Die Linguistin Helga Kotthoff erklärt, wie Mehrsprachigkeit Menschen bereichert

Freiburg, 21.03.2017

Viele Sprachen, viele Vorteile

Foto: jovannig/Fotolia.com

Bei der Konferenz „Mehrsprachigkeit in Gesellschaft, Politik und Bildung“ trafen sich internationale Expertinnen und Experten der Sprachlehre und des Fremdspracherwerbs an der Universität Freiburg, um über aktuelle Konzepte zur Mehrsprachigkeit, der interkulturellen Kommunikation, der Integrationspolitik in verschiedenen Ländern und des lebenslangen Lernens zu diskutieren. Sonja Seidel hat mit Helga Kotthoff, Professorin für Germanistische Linguistik an der Universität Freiburg und Mitorganisatorin der Konferenz, über die Chancen im Zusammenhang mit Mehrsprachigkeit in Deutschland gesprochen.

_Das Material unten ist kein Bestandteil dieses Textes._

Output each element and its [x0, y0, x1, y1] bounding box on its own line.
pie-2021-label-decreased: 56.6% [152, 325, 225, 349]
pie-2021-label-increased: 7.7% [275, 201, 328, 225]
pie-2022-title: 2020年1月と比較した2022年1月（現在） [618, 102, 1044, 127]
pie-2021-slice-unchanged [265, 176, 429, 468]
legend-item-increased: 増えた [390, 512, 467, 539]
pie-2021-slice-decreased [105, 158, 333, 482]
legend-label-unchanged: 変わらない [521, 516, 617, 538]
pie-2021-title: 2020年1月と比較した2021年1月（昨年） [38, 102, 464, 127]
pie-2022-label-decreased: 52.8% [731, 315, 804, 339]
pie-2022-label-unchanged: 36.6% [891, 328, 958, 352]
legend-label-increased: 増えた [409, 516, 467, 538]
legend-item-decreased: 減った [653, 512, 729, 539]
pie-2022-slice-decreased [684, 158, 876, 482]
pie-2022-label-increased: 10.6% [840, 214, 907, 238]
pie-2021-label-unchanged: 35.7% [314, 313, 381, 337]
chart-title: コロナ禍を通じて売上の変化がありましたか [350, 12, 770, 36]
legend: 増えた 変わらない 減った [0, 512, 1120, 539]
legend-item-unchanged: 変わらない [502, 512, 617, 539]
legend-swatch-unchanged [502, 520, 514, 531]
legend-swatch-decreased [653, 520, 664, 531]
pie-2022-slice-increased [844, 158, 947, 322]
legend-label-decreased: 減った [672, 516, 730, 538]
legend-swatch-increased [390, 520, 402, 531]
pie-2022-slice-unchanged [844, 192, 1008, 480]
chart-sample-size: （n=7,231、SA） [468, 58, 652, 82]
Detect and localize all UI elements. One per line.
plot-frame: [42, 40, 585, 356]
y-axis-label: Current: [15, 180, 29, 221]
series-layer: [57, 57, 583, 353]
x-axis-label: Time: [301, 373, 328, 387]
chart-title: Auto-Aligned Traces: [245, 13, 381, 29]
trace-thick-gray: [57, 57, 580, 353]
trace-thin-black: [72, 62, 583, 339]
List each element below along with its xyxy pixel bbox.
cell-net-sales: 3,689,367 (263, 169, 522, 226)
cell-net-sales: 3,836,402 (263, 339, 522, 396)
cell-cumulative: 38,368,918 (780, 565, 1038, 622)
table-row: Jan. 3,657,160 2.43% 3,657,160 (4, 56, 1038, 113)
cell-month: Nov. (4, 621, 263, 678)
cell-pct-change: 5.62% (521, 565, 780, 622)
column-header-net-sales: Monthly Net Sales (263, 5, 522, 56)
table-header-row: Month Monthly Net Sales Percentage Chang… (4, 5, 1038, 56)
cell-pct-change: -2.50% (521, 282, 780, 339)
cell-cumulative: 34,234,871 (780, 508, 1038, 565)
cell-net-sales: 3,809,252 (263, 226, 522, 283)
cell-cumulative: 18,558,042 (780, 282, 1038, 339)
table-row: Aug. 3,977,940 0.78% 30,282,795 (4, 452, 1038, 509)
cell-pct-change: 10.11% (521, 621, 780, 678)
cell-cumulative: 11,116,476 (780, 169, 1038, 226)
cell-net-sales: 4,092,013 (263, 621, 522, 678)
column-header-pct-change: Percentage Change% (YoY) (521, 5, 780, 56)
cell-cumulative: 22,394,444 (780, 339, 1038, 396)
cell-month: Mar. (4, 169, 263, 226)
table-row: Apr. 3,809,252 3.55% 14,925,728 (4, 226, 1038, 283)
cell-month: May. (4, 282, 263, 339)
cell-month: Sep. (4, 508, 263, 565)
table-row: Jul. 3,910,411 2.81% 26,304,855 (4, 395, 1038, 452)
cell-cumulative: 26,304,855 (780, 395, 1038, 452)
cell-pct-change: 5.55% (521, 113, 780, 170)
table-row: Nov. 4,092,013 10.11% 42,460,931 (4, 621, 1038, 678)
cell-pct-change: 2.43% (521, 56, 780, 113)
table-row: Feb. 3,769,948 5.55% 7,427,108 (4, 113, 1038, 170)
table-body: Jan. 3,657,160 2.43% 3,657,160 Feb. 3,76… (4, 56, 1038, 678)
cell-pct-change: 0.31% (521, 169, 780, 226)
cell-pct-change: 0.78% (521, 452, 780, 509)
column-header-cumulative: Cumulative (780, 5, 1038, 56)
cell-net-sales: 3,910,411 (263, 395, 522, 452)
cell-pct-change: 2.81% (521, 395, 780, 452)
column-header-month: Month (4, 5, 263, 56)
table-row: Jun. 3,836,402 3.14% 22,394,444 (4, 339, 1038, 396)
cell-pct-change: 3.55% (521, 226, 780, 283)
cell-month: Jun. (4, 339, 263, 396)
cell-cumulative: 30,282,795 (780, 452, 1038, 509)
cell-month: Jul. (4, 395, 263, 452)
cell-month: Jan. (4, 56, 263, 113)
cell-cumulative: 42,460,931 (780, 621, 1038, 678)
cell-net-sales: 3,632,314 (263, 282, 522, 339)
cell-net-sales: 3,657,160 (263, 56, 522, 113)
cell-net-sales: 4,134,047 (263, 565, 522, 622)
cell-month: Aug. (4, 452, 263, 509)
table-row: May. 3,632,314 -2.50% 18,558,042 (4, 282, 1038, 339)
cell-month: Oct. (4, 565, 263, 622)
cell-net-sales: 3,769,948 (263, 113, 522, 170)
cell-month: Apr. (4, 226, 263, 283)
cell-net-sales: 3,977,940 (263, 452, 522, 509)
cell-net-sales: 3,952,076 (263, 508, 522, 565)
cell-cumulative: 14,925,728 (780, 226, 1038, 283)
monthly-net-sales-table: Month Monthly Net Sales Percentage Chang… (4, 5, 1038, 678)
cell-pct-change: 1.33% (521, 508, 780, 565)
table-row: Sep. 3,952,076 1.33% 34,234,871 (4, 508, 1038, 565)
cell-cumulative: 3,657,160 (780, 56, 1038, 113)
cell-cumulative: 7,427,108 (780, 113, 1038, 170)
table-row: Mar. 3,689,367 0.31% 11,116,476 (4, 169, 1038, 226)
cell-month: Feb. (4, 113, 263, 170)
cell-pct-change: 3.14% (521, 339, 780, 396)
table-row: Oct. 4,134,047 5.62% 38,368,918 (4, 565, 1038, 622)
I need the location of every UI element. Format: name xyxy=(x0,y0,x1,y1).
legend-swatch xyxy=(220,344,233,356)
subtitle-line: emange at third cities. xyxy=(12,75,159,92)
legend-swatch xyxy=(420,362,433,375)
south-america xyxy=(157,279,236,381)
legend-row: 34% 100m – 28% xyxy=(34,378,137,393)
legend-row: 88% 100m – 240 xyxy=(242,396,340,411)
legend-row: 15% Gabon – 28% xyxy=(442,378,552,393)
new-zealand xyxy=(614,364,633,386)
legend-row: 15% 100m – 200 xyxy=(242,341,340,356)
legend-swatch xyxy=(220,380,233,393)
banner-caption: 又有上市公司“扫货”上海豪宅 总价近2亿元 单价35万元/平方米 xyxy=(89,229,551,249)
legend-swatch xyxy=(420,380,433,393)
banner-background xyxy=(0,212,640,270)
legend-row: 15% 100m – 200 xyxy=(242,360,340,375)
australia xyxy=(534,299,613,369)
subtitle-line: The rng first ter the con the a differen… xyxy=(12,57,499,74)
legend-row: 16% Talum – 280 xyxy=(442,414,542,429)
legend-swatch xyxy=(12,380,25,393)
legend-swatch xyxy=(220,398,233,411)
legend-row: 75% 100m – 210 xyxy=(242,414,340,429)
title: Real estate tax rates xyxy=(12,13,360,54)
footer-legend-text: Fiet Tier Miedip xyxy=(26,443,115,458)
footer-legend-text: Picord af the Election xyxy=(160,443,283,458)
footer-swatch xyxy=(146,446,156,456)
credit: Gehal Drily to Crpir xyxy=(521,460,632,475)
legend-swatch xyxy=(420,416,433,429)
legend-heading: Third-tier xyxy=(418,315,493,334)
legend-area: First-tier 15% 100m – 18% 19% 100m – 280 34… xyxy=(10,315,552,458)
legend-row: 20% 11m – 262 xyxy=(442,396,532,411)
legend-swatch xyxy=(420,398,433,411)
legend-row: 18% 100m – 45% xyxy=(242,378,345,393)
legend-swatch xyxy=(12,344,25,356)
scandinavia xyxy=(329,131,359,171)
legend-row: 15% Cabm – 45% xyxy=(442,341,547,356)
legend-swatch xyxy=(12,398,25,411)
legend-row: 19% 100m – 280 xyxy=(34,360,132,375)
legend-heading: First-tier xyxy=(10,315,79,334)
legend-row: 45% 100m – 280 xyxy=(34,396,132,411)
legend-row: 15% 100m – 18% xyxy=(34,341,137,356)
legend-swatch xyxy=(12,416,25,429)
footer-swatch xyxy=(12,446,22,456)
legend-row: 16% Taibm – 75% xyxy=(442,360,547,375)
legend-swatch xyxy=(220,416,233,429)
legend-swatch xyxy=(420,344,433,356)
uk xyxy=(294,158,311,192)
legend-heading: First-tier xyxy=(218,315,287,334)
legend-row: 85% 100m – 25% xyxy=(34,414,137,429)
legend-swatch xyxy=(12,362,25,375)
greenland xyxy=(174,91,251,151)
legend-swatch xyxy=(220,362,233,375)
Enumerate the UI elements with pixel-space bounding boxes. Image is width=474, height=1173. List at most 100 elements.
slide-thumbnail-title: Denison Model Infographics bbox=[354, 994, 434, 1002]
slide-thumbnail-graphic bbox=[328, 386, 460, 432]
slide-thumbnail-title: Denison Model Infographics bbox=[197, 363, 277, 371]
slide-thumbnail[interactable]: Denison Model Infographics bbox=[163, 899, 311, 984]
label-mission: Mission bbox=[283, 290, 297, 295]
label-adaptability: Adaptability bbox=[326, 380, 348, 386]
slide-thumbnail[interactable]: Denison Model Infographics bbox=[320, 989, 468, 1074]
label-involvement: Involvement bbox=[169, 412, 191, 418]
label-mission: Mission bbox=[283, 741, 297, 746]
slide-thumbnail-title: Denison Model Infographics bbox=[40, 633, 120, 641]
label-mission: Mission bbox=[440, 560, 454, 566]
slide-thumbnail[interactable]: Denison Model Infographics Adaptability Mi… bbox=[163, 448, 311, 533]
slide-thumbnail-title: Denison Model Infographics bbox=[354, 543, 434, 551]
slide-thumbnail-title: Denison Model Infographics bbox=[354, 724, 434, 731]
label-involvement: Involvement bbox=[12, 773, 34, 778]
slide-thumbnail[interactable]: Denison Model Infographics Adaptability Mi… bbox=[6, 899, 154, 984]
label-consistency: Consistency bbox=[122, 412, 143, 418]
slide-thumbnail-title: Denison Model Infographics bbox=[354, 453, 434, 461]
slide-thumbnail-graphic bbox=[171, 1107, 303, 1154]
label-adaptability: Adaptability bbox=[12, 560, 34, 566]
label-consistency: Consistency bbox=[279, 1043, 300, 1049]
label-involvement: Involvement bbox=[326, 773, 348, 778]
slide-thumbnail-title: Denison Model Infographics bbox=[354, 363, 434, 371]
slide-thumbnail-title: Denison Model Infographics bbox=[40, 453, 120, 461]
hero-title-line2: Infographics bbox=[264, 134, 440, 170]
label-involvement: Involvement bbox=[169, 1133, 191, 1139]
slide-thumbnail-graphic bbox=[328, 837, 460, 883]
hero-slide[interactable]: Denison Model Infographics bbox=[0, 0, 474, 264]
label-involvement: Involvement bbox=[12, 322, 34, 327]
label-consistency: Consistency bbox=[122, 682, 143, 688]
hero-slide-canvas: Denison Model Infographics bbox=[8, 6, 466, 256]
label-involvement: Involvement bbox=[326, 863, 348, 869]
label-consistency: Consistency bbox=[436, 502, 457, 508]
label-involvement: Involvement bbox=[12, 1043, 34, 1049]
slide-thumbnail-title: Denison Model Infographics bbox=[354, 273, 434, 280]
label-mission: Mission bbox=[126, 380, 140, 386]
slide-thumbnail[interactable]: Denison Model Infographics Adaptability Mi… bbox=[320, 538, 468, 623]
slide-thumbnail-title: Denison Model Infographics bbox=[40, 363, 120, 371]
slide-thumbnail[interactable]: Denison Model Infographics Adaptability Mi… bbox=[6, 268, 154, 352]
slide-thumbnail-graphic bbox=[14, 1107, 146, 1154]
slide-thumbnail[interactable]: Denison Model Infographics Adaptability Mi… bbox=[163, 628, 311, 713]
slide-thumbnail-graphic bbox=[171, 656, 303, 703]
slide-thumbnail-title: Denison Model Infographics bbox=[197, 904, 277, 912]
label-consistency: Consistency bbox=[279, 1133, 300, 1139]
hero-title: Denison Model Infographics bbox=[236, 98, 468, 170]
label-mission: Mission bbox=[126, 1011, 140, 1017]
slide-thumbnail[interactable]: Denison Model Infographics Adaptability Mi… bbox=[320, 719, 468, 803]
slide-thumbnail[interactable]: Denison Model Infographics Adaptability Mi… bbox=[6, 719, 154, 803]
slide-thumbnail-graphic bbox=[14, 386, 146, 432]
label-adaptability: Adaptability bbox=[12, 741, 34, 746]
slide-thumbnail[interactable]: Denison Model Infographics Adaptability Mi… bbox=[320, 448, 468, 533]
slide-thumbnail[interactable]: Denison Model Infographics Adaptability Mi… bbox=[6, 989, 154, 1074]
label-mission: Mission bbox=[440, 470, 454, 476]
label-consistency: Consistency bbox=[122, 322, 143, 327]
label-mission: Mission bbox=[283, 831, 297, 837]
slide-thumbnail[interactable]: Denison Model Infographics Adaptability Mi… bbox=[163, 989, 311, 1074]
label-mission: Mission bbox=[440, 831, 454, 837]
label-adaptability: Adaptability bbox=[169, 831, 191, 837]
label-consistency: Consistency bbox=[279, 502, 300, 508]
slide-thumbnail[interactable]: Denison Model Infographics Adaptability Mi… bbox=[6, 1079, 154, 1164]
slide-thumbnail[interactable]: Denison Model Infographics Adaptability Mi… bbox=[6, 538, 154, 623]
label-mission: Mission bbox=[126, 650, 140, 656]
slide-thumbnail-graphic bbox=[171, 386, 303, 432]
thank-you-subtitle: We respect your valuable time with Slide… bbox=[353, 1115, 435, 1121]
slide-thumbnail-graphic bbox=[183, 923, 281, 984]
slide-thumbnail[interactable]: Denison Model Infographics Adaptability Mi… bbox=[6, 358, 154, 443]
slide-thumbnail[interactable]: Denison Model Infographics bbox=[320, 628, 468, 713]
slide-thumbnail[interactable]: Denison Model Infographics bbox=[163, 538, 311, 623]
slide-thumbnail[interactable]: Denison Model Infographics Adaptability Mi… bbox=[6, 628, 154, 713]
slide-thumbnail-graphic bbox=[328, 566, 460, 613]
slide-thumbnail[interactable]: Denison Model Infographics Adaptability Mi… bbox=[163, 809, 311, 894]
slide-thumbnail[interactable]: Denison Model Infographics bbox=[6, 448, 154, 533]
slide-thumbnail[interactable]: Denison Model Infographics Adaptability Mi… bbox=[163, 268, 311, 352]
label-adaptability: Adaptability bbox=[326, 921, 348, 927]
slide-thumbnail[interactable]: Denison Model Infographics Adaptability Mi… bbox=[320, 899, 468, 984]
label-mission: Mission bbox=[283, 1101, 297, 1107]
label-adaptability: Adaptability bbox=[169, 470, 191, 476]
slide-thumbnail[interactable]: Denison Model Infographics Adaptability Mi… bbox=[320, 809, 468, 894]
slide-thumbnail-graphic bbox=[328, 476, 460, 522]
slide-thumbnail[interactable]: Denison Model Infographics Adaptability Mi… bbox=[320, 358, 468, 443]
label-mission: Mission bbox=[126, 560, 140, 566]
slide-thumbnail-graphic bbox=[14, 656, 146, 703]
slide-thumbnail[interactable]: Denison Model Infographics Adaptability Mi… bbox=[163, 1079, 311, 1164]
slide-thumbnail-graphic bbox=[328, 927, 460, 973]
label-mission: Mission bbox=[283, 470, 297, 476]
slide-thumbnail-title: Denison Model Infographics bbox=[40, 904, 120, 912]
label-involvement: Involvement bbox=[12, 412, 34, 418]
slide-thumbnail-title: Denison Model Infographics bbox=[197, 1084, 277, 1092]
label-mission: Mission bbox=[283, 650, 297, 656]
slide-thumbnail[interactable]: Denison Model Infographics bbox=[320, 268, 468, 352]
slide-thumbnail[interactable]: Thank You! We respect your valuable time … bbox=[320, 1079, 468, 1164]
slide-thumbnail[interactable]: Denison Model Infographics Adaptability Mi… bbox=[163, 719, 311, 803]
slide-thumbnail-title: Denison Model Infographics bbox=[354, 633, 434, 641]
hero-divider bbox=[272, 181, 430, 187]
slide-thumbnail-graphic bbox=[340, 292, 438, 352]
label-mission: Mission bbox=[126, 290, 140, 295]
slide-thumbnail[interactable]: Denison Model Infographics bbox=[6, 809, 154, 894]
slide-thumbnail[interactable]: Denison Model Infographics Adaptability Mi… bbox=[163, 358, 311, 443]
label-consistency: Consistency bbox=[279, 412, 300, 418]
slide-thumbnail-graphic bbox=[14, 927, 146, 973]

„Die Schulpolitik hat die Vorteile von Türkisch sprechenden Kindern in den Klassen bisher ignoriert“, sagt Helga Kotthoff, Professorin für Germanistische Linguistik an der Universität Freiburg. Foto: Thomas Kunz

Frau Kotthoff, welche Vorteile sehen Sie darin, wenn Kinder mehrsprachig aufwachsen?

Helga Kotthoff: Mehrsprachige Kinder werden nicht nur in Deutschland immer mehr zum Normalfall. Das bringt den großen Vorteil, dass die Neugier der anderen Kinder und der Erwachsenen wächst, selbst Sprachen zu lernen. Es gibt wissenschaftliche Befunde dazu, dass in Großstädten deutsche Kinder und Jugendliche zum Beispiel von ihren Freundinnen und Freunden nebenbei Türkisch lernen und dabei teilweise eine beachtliche Sprachkompetenz entwickeln. Doch das sieht die Gesellschaft meist nicht. Wir haben das Problem, dass Sprachen ein unterschiedliches Ansehen genießen, und das Türkische hat kein so hohes wie die Schulsprachen. Die Schulpolitik hat die Vorteile von Türkisch sprechenden Kindern in den Klassen bisher ignoriert. Stattdessen schicken Eltern ihre deutschen Kinder in Kindergärten, in denen deutsche Erzieherinnen und Erzieher ihnen Chinesisch beibringen sollen.

Das soll ihnen wohl einen besseren Start im Leben verschaffen, genau wie den Kindern, die bereits im Grundschulalter Englisch lernen.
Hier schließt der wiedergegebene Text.